El espacio económico de Chile refleja la lógica imperante: una estructura de comercio internacional integrada –vía marítima– mediante los puertos del Pacífico, con el sudeste asiático, América del Norte y en menor medida Perú y Colombia.
Vientos de cambio. Actualmente y a pesar del incidente con Bolivia, la situación es bien distinta. El gobierno chileno contempla como una posibilidad atrayente la integración con los países del Atlántico especialmente Brasil. Sin embargo, como una pesada rémora del pasado, la Cordillera de los Andes que –convenientemente– separó países cuando los dictadores de ambos lados alimentaban miedos, continúa siendo un obstáculo infranqueable.

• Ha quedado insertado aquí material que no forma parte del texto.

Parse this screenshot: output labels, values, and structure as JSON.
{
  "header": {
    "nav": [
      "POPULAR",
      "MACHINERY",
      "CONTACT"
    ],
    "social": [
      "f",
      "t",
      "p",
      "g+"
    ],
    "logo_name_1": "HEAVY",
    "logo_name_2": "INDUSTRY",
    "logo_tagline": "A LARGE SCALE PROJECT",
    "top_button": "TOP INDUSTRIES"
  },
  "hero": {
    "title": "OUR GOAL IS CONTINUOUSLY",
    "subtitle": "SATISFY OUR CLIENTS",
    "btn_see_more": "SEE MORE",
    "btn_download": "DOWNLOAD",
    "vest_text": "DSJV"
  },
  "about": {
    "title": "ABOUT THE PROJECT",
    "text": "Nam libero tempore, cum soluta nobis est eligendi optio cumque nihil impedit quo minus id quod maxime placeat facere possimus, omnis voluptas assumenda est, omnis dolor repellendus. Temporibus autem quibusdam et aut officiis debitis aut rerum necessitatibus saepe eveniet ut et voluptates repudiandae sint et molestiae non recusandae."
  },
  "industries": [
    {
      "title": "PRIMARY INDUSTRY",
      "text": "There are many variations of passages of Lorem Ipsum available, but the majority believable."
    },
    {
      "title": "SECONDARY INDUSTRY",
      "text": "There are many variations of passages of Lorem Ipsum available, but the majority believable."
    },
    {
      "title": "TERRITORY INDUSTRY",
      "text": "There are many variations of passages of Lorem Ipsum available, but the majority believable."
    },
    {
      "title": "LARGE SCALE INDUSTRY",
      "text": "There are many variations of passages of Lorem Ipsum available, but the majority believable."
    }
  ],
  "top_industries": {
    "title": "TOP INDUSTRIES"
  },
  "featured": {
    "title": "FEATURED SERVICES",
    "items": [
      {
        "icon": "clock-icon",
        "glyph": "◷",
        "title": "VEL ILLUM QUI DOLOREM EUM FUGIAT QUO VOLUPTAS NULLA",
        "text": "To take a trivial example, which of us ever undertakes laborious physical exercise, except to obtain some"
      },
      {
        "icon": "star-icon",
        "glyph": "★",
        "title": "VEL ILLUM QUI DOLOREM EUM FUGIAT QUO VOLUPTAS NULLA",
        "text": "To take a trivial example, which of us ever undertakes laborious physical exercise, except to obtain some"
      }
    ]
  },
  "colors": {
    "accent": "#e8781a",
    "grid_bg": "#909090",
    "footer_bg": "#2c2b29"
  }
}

Los pocos pasos cordilleranos habilitados para carga no están en condiciones de soportar un comercio sostenido: los constantes cierres por días o semanas encarecen exponencialmente los costos de transporte, el proyecto del ferrocarril de cargas entre Buenos Aires y Valparaíso siguiendo el mismo trazado del viejo ferrocarril a cremallera que hubiera sido una opción interesante para disminuir la congestión de camiones no ha avanzado, y aunque en ambos lados hay optimismo por las obras de Aguas Negras, también hay cautela y desconfianza. Habrá que ver cómo evoluciona. Lo que sí parece más difícil en el marco actual, es un reflujo del discurso anacrónico del falso nacionalismo. Como la economía manda, es de esperar que el impulso integrador a nivel hemisférico promueva mayores acercamientos. Seguro que los nuevos vientos de la política irán lentamente modificando los vínculos entre países hermanos. Pero acaso los discursos y actitudes marcados a fuego en la conciencia de un pueblo tardarán aún muchos años más en cambiar.
*Geógrafo UBA, Magíster Universidad de Nueva York.